Regional leaders are intensifying efforts to find a lasting solution to the country's now 2-year-old civil war amid fears the crisis could destabilize the rest of West Africa.
Compaore and Mbeki would meet on Saturday afternoon to discuss the situation in Ivory Coast, South African foreign affairs spokesperson Manusha Pillay said.
Ivory Coast has accused Compaore of supporting the rebels in the north. Burkina Faso in turn accuses Ivory Coast of attempting a coup against Compaore earlier this year.
"President Mbeki is very keen to resolve the crisis. Ivory Coast is a very important country. It is important to both the region and the continent," Mbeki's spokesperson, Bheki Khumalo, said before the meeting in Pretoria.
At least 27 people - and possibly many more - have been killed in violence that erupted more than a week ago when an Ivorian airstrike in the rebel-held north killed nine French peacekeepers and an American aid worker.
Met President Laurent Gbagbo
The bombing came days after the Ivorian government broke a year-long cease fire and attacked the rebels. French troops retaliated to the bombing by destroying the country's tiny airforce, sparking anti-foreigner riots by loyalist youth in south.
Mbeki flew to Ivory Coast last week to meet President Laurent Gbagbo before hosting talks in South Africa with representatives of the country's political opposition. He was due to meet later on Saturday with Ivory's Coast former prime minister, Alassane Ouattara, now the main opposition leader.
On Sunday, Nigerian President Olusegun Obasanjo, the current chairperson of the African Union, will host a summit of African leaders to discuss the crisis. Gbagbo, Mbeki and Compaore are among those expected to attend the meeting, but Mbeki's office has indicated that he would not attend.
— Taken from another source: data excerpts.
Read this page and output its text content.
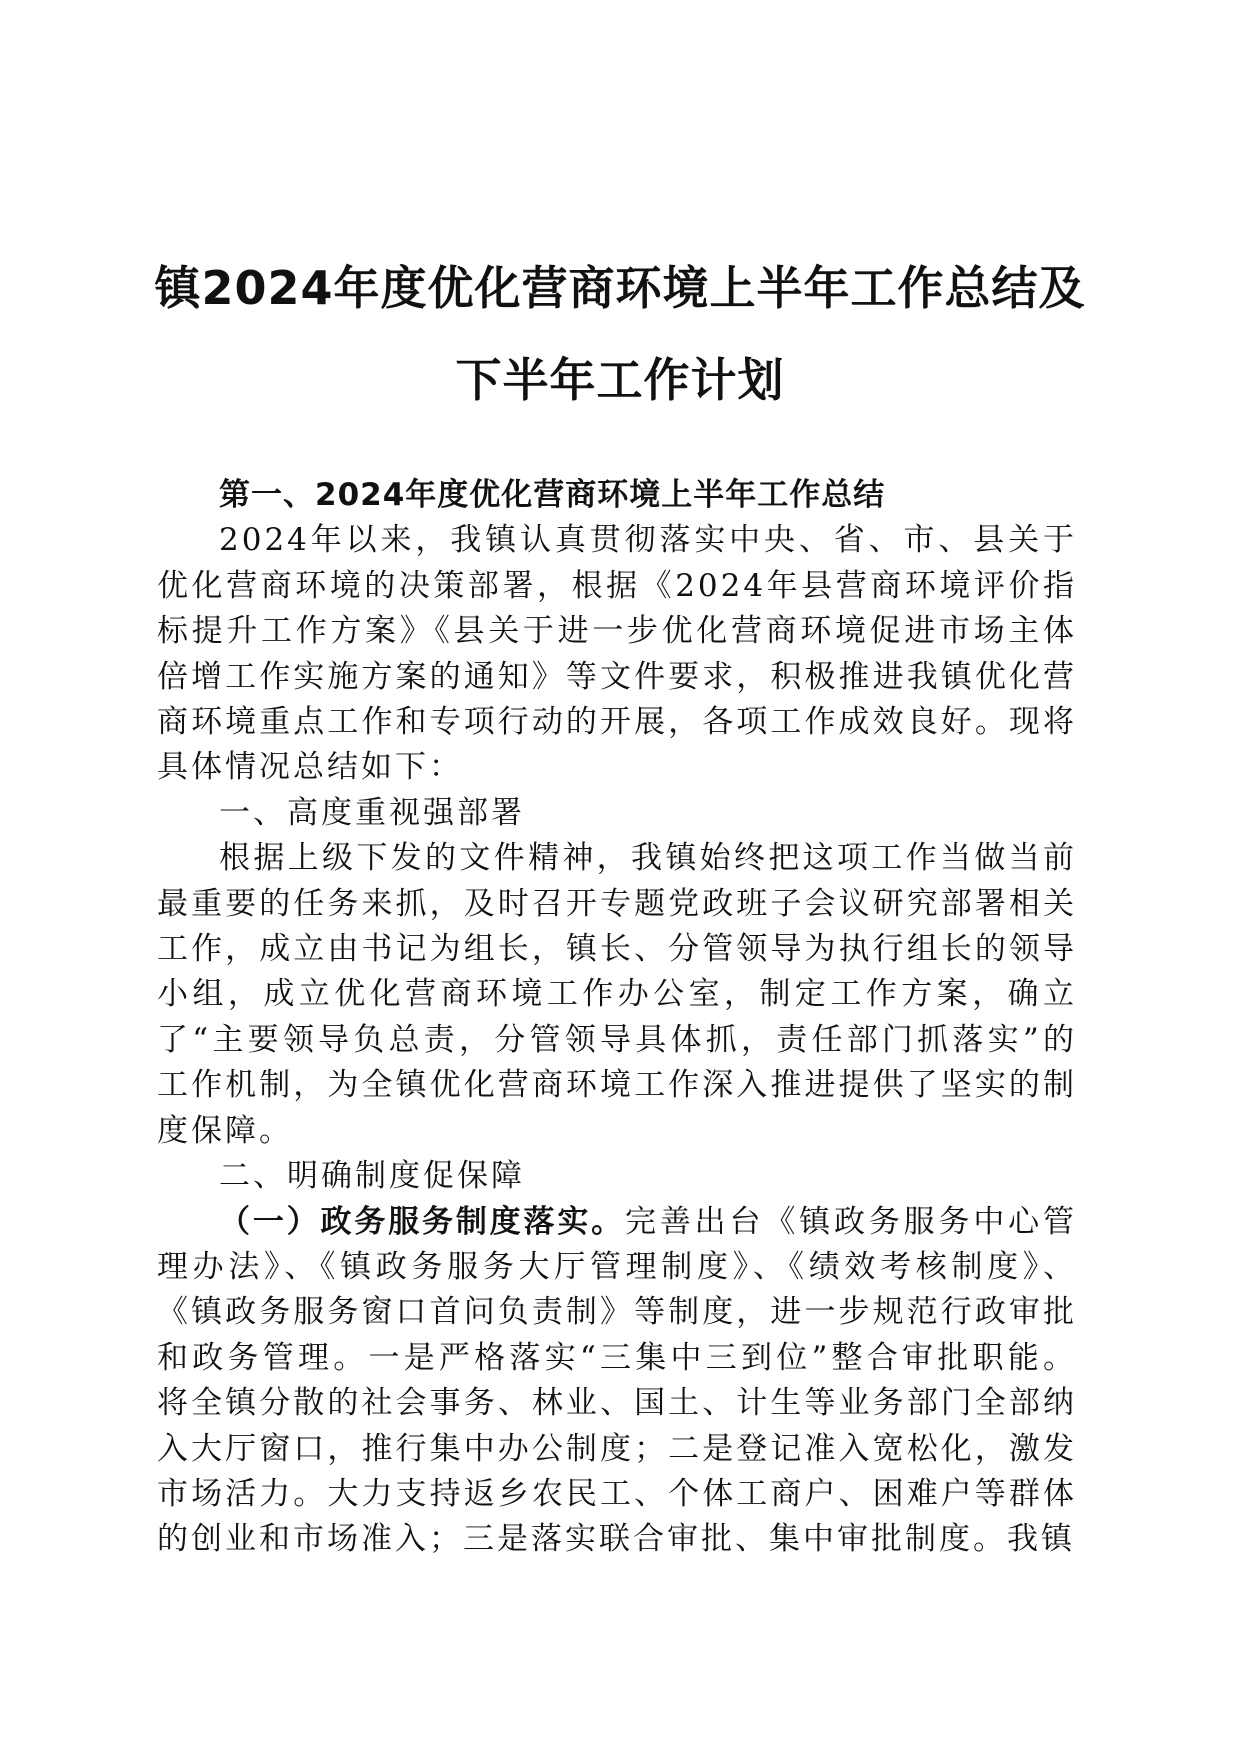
镇2024年度优化营商环境上半年工作总结及
下半年工作计划

第一、2024年度优化营商环境上半年工作总结

2024年以来，我镇认真贯彻落实中央、省、市、县关于优化营商环境的决策部署，根据《2024年县营商环境评价指标提升工作方案》《县关于进一步优化营商环境促进市场主体倍增工作实施方案的通知》等文件要求，积极推进我镇优化营商环境重点工作和专项行动的开展，各项工作成效良好。现将具体情况总结如下：

一、高度重视强部署

根据上级下发的文件精神，我镇始终把这项工作当做当前最重要的任务来抓，及时召开专题党政班子会议研究部署相关工作，成立由书记为组长，镇长、分管领导为执行组长的领导小组，成立优化营商环境工作办公室，制定工作方案，确立了“主要领导负总责，分管领导具体抓，责任部门抓落实”的工作机制，为全镇优化营商环境工作深入推进提供了坚实的制度保障。

二、明确制度促保障

（一）政务服务制度落实。完善出台《镇政务服务中心管理办法》、《镇政务服务大厅管理制度》、《绩效考核制度》、《镇政务服务窗口首问负责制》等制度，进一步规范行政审批和政务管理。一是严格落实“三集中三到位”整合审批职能。将全镇分散的社会事务、林业、国土、计生等业务部门全部纳入大厅窗口，推行集中办公制度；二是登记准入宽松化，激发市场活力。大力支持返乡农民工、个体工商户、困难户等群体的创业和市场准入；三是落实联合审批、集中审批制度。我镇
But Ivory Coast's main rebel movement is refusing to participate in peace talks as long as Gbagbo remains in power.
France has 4 000 troops in the west African country, serving alongside about 6 000 UN troops, most of them deployed around a buffer zone between the north and south.
Ivory Coast, the world's top cocoa producer, was West Africa's economic powerhouse for decades. But dwindling commodity prices and growing political unrest opened the way for its first-ever coup, in 1999.